Is He Good Enough for D1?
That was a question that someone asked at Saturday's meet. It wasn't about Chandler Teigen who had just broken the course record for the third year in a row, but about his brother, Chase.
The question irritated me and it took a few minutes to understand why. We'll get to that in just a sec.
First, for those who didn't have the pleasure of watching Chase Teigen, the young man ran in the front, battling for the lead. He also, as with his brother now, did it with an old-fashioned graciousness. His times were good, very good in fact, but not the kind of times that garner full-ride scholarships at Pac-12 schools.

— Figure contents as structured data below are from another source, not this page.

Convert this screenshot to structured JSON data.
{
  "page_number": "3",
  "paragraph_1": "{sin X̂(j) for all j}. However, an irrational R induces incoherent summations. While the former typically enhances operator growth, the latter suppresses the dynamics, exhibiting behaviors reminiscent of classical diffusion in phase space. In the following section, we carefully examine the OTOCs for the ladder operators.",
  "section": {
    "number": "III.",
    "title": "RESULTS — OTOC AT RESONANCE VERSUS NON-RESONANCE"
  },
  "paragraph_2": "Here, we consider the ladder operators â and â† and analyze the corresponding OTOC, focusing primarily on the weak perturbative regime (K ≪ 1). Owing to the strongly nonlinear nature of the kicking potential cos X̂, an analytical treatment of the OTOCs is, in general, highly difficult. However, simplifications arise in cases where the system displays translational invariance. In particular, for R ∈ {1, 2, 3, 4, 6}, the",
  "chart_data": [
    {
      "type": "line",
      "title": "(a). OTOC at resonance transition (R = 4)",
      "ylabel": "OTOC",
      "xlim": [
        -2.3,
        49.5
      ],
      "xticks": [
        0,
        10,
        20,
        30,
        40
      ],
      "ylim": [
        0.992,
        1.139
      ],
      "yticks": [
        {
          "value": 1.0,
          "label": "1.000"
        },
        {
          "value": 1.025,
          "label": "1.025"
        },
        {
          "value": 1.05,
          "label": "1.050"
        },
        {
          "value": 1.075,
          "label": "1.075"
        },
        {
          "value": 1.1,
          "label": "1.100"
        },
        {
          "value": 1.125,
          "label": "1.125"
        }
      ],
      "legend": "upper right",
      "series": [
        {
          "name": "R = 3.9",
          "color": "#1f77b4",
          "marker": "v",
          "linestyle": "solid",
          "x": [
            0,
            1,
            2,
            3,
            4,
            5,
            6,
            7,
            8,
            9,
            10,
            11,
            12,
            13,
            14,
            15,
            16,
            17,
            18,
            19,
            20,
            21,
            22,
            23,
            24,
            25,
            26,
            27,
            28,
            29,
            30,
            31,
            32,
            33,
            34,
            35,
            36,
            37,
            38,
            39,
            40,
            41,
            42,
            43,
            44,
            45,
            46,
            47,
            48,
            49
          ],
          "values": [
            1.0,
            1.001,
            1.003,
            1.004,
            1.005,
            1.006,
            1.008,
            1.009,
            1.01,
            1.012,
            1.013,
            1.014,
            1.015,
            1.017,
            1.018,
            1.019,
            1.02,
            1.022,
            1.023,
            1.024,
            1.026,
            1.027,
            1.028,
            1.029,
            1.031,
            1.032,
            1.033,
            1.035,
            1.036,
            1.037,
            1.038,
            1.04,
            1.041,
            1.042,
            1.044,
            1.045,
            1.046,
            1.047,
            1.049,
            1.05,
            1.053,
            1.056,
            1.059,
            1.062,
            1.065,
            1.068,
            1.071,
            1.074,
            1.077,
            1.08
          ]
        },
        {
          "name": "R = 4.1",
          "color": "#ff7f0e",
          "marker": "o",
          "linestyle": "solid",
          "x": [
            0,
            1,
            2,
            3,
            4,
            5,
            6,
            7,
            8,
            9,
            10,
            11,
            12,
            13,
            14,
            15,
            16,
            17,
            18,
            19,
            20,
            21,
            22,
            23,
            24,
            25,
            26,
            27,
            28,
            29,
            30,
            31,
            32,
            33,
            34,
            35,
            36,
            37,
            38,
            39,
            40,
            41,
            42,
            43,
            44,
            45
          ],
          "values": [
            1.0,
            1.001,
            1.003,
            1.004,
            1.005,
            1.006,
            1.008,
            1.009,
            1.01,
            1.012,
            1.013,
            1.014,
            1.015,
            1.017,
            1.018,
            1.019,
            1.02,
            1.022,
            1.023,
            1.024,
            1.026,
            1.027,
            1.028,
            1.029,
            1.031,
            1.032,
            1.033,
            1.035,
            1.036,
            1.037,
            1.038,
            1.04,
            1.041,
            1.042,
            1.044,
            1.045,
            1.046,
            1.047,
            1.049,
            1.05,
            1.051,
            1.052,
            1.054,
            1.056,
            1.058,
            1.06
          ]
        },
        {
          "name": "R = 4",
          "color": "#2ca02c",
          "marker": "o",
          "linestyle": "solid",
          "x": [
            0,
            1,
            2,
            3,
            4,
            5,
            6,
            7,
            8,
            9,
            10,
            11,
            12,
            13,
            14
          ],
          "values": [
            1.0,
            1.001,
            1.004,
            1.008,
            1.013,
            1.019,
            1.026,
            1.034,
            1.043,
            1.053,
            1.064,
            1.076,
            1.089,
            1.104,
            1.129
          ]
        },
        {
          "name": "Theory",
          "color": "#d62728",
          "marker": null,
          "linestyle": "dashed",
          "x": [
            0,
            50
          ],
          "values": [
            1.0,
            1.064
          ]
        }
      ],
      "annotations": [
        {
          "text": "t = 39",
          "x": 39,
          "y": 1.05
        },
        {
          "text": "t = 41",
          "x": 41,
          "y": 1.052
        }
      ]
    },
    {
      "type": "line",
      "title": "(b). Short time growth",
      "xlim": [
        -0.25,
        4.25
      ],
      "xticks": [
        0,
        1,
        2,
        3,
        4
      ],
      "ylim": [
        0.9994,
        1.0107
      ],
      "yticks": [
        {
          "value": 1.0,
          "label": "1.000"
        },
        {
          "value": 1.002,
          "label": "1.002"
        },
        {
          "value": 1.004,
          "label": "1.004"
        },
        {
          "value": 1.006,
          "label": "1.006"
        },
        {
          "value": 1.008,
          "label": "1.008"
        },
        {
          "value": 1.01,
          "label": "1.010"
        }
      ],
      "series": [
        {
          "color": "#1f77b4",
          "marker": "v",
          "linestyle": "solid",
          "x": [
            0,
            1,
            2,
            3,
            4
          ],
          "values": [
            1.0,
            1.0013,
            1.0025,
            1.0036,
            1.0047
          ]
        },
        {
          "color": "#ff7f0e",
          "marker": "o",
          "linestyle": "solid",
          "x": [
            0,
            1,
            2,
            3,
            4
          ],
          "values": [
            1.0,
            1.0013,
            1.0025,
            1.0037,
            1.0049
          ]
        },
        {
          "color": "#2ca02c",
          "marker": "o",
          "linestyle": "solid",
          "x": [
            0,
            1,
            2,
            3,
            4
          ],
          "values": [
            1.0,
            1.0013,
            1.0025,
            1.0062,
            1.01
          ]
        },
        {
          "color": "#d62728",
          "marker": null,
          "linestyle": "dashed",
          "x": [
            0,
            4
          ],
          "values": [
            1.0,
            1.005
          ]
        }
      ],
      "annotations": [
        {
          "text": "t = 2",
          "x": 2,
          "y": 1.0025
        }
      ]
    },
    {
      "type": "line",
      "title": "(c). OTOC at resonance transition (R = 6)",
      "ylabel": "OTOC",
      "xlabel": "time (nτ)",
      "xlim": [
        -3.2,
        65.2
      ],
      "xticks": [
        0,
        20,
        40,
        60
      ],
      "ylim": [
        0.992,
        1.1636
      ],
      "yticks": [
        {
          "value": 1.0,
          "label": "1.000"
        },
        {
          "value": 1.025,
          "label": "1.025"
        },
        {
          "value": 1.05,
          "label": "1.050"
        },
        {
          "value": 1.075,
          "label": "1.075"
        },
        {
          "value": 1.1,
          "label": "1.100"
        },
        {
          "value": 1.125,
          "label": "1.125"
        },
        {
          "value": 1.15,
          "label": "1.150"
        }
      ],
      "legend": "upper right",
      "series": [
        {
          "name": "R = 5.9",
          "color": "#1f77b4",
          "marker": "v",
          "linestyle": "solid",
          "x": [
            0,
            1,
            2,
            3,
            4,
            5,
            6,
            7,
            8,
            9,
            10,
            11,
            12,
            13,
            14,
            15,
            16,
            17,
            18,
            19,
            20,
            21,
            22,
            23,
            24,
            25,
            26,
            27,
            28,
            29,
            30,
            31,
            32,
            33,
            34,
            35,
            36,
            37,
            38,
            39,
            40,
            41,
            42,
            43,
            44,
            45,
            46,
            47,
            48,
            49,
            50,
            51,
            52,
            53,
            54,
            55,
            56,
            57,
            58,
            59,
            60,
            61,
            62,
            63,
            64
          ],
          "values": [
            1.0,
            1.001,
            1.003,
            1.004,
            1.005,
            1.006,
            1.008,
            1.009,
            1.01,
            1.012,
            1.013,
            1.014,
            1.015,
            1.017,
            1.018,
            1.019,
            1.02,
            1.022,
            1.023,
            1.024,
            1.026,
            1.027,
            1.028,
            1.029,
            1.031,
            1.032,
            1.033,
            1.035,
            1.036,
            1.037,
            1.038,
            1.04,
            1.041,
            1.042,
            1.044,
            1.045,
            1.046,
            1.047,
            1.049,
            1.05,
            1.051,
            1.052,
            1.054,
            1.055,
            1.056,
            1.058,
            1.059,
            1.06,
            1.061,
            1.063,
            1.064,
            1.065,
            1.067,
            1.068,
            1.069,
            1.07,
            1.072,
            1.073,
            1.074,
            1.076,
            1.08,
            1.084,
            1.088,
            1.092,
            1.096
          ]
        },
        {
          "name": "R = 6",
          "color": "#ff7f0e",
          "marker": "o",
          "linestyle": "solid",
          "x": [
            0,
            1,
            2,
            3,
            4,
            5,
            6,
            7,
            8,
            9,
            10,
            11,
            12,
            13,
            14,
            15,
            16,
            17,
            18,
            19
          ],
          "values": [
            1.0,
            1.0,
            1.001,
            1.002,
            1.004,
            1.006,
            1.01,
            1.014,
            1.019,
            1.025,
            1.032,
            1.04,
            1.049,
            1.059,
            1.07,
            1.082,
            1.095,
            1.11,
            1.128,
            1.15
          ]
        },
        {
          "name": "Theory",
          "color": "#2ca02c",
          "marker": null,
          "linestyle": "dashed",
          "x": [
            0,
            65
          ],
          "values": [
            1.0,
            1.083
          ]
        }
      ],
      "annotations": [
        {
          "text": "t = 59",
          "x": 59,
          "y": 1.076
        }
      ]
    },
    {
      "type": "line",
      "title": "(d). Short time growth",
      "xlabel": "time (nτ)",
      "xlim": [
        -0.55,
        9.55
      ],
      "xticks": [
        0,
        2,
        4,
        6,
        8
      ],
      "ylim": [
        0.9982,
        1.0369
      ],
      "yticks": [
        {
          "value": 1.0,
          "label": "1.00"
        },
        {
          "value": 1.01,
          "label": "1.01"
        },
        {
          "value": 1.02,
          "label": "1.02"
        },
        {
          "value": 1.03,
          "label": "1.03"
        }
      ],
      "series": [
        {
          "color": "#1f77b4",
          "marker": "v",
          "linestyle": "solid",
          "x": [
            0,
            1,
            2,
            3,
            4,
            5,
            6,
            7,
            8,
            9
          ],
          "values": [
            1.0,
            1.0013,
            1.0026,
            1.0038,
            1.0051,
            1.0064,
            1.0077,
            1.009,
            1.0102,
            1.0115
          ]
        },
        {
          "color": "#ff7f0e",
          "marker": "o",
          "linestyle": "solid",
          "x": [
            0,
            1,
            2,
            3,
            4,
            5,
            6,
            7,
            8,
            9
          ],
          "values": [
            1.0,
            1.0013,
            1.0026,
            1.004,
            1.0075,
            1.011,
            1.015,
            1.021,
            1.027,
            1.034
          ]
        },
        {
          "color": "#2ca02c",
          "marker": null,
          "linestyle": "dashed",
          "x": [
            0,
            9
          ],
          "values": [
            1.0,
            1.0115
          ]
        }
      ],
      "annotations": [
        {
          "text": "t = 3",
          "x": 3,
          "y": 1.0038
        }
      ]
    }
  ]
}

Now he's up at WSU, studying (last I heard) mechanical engineering. It's a tough major. He still runs - his freshman year he walked on with the cross country team before a tender knee parked him for a bit. I don't know if he still runs with the team. I do know that he's advancing in his field of study - my daughter was a teammate of Chase's and is studying electrical engineering at Idaho, eight miles away. The two of them swap messages occasionally. I ask for updates because I like seeing people succeed and Chase is doing that.
And that is where my annoyance came in.
The question, "Is he good enough for D1?" places exactly the wrong emphasis on high school athletics. It's that same thinking that led North Carolina into the minefield of academic fraud that still explodes with new articles of no-show classes and fake papers.
The athletes are supposed to be student-athletes and the student part should always, always come first.
Chase probably could have gone on to be a scholarship athlete at the D1 level - but maybe not in a power conference like the Pac-12, but somewhere. He might not have been the star of the team, but he would have been a solid contributor and a great teammate (and don't underestimate the latter!)
If he had, studying for a challenging major such as ME might have been discouraged, because the twin demands of athletics and study would have been too much. I remember Miles Plumlee, a Duke basketball player, started studying mechanical engineering, only to change majors in his sophomore year. Very few athletes can handle the additional time demands.
So was Chase good enough for D1? Yeah, he is, where it counts - in the classroom.